LiquidPlanner
Wrike
| Feature | ||
|---|---|---|
| Pricing | From $15/mo | Free / from $10/mo |
| Free Plan | ✗ No | ✓ Yes |
| Rating | 4.2 / 5 | 4.2 / 5 |
| Best For | enterprise, engineering-teams, it-departments, product-teams | enterprise, marketing-teams, professional-services, product-teams |
| Founded | 2006 | 2006 |
| Predictive Scheduling | ✓ | ✗ |
| Resource Management | ✓ | ✗ |
| Priority Based Planning | ✓ | ✗ |
| Analytics | ✓ | ✗ |
| Time Tracking | ✓ | ✓ |
| Risk Management | ✓ | ✗ |
| Gantt Charts | ✗ | ✓ |
| Custom Workflows | ✗ | ✓ |
| Cross Tagging | ✗ | ✓ |
| Request Forms | ✗ | ✓ |
| Dashboards | ✗ | ✓ |
| Ai Assistant | ✗ | ✓ |
✓ LiquidPlanner Pros
- Predictive scheduling
- Automatic resource leveling
- Risk assessment
- Great for complex projects
✗ LiquidPlanner Cons
- Steep learning curve
- Expensive
- Overkill for simple projects
✓ Wrike Pros
- Cross-tagging lets tasks live in multiple projects
- Powerful Gantt charts with dependencies
- Custom request forms for intake workflows
- AI-powered risk prediction and status updates
✗ Wrike Cons
- Interface can feel cluttered and overwhelming
- Free tier limited to basic features
- Steep learning curve for full capabilities
The Verdict
LiquidPlanner is built for enterprise and engineering teams, with a focus on predictive-scheduling and resource-management.
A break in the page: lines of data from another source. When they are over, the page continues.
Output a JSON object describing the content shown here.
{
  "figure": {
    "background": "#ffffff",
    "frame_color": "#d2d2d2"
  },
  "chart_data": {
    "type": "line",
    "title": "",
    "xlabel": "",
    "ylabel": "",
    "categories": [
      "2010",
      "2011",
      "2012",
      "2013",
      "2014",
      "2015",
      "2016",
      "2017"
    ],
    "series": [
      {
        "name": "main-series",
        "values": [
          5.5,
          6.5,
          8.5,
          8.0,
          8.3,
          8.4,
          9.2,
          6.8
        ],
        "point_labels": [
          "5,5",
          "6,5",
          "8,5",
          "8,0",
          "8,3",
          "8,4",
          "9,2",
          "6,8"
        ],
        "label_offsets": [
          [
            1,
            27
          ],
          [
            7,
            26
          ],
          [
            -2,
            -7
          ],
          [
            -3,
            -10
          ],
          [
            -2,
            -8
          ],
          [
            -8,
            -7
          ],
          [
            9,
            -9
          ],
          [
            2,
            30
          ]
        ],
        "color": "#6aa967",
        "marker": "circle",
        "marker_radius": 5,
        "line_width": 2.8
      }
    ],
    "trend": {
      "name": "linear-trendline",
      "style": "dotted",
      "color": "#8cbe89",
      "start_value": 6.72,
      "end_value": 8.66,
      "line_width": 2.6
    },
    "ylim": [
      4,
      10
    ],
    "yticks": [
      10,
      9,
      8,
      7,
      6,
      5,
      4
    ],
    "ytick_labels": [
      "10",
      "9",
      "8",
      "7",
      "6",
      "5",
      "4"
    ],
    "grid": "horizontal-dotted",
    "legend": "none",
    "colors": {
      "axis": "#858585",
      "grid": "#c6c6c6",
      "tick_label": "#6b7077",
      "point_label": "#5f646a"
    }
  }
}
Wrike targets enterprise and marketing teams and leads with gantt-charts and custom-workflows.
On pricing, Wrike is the clear winner for budget-conscious users — starting at $10/mo compared to $15/mo for LiquidPlanner. That $5/mo difference adds up quickly for growing teams.
Wrike has a free plan, which gives it a meaningful edge for individuals and small teams exploring their options. LiquidPlanner requires a paid subscription from day one.
Feature-wise, Wrike offers broader built-in capabilities (7 features vs 6), while LiquidPlanner takes a more focused approach — which can mean a simpler, faster onboarding experience.
Both tools are a solid fit for enterprise, product teams — in those cases, the decision often comes down to workflow style and how your team prefers to organize work.